The above points on coarseness have parallels to the selection and characterization of uncertainty factors in scenario development. Often, scenarios are built from a few uncertainty factors (e.g., GDP growth) whose possible realizations (e.g., more than 3%) are described using a few verbal descriptions (or intervals, if numerical measurement scales can be associated with uncertainty factors; see Salo et al., 2022; Tosoni et al., 2019). Because in most scenario processes only rather few scenarios are elaborated, there will be a very large number of possible futures that are not explicitly addressed even within the “closed” boundaries set by the uncertainty factors and their realizations. These boundaries can be expanded through deliberate attempts to accommodate extraordinary phenomena, whereby the scenarios and the processual outcomes of scenario planning may become less predictable and less repeatable. One may therefore hypothesize that the more formal approaches to scenario planning may be more amenable for experimental studies, premised on the assumption that they exhibit more regularities than less structured approaches which rely on intuitionist interactions.

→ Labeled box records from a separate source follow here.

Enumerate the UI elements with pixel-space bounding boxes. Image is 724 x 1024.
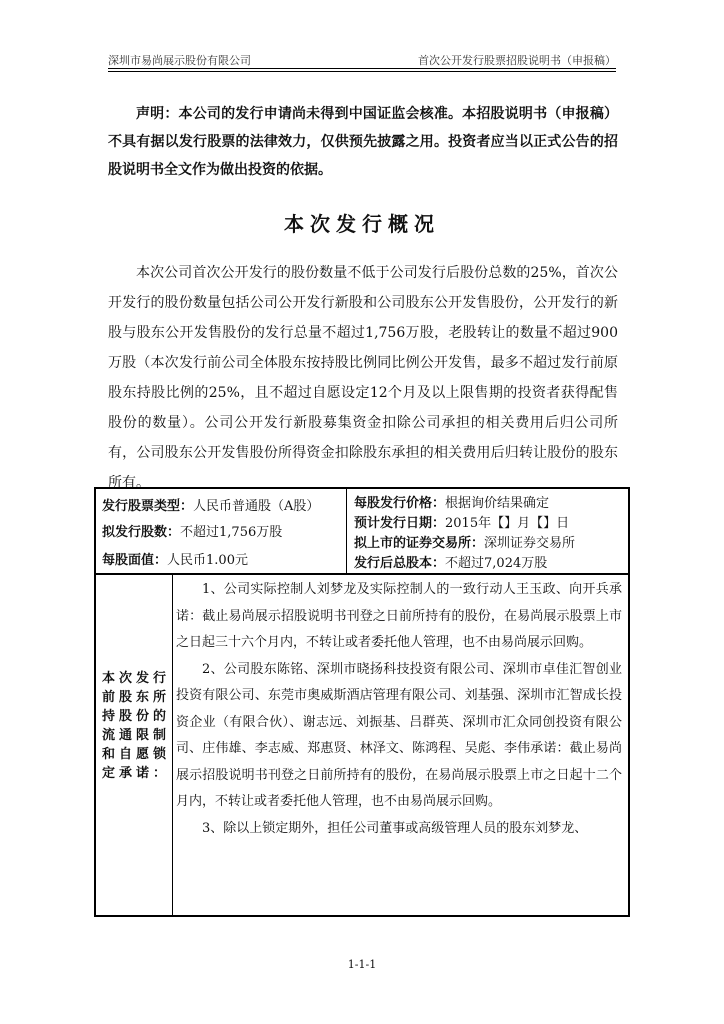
date-row [354, 512, 569, 531]
par-row [102, 549, 248, 568]
par-value: 人民币1.00元 [167, 553, 248, 568]
header-company: 深圳市易尚展示股份有限公司 [108, 54, 251, 67]
header-doc-title: 首次公开发行股票招股说明书（申报稿） [418, 54, 616, 67]
offering-summary-table [94, 487, 630, 917]
lockup-section [96, 573, 628, 915]
shares-label: 拟发行股数： [102, 525, 181, 540]
stock-type-value: 人民币普通股（A股） [193, 499, 320, 514]
exchange-row [354, 532, 575, 551]
summary-right-column [346, 489, 628, 573]
page-header [108, 50, 616, 69]
lockup-label: 本次发行前股东所持股份的流通限制和自愿锁定承诺： [102, 671, 166, 781]
date-label: 预计发行日期： [354, 516, 446, 531]
declaration: 声明：本公司的发行申请尚未得到中国证监会核准。本招股说明书（申报稿）不具有据以发行股票的法律效力，仅供预先披露之用。投资者应当以正式公告的招股说明书全文作为做出投资的依据。 [108, 106, 618, 178]
stock-type-label: 发行股票类型： [102, 499, 194, 514]
intro-paragraph: 本次公司首次公开发行的股份数量不低于公司发行后股份总数的25%，首次公开发行的股份数量包括公司公开发行新股和公司股东公开发售股份，公开发行的新股与股东公开发售股份的发行总量不超过1,756万股，老股转让的数量不超过900万股（本次发行前公司全体股东按持股比例同比例公开发售，最多不超过发行前原股东持股比例的25%，且不超过自愿设定12个月及以上限售期的投资者获得配售股份的数量）。公司公开发行新股募集资金扣除公司承担的相关费用后归公司所有，公司股东公开发售股份所得资金扣除股东承担的相关费用后归转让股份的股东所有。 [108, 265, 618, 491]
lockup-item: 3、除以上锁定期外，担任公司董事或高级管理人员的股东刘梦龙、 [202, 820, 588, 836]
lockup-commitments [176, 573, 622, 842]
exchange-value: 深圳证券交易所 [484, 536, 576, 551]
section-title: 本次发行概况 [284, 212, 440, 236]
exchange-label: 拟上市的证券交易所： [354, 536, 485, 551]
total-shares-label: 发行后总股本： [354, 556, 446, 571]
lockup-label-cell [96, 573, 173, 915]
price-label: 每股发行价格： [354, 496, 446, 511]
price-value: 根据询价结果确定 [445, 496, 550, 511]
lockup-item: 2、公司股东陈铭、深圳市晓扬科技投资有限公司、深圳市卓佳汇智创业投资有限公司、东莞市奥威斯酒店管理有限公司、刘基强、深圳市汇智成长投资企业（有限合伙）、谢志远、刘振基、吕群英、深圳市汇众同创投资有限公司、庄伟雄、李志威、郑惠贤、林泽文、陈鸿程、吴彪、李伟承诺：截止易尚展示招股说明书刊登之日前所持有的股份，在易尚展示股票上市之日起十二个月内，不转让或者委托他人管理，也不由易尚展示回购。 [176, 661, 622, 809]
shares-row [102, 521, 282, 540]
shares-value: 不超过1,756万股 [180, 525, 283, 540]
par-label: 每股面值： [102, 553, 168, 568]
summary-block [96, 489, 628, 575]
page-number: 1-1-1 [347, 958, 377, 971]
summary-left-column [96, 489, 347, 573]
date-value: 2015年【】月【】日 [445, 516, 570, 531]
total-shares-row [354, 552, 547, 571]
total-shares-value: 不超过7,024万股 [445, 556, 548, 571]
lockup-item: 1、公司实际控制人刘梦龙及实际控制人的一致行动人王玉政、向开兵承诺：截止易尚展示招股说明书刊登之日前所持有的股份，在易尚展示股票上市之日起三十六个月内，不转让或者委托他人管理，也不由易尚展示回购。 [176, 582, 622, 650]
price-row [354, 492, 549, 511]
stock-type-row [102, 495, 319, 514]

The above remarks notwithstanding, I believe that more experimental research on scenario planning is called for. In view of the large variety of methods of scenario planning and the many kinds of contexts in which they are deployed, it may be hard to arrive at general results that hold conclusively, always and everywhere. Still, even modest experimental findings may be highly useful in advising the shaping of scenario processes and the emergence of better “boilerplate designs” that can be instantiated repeatedly across comparable planning contexts.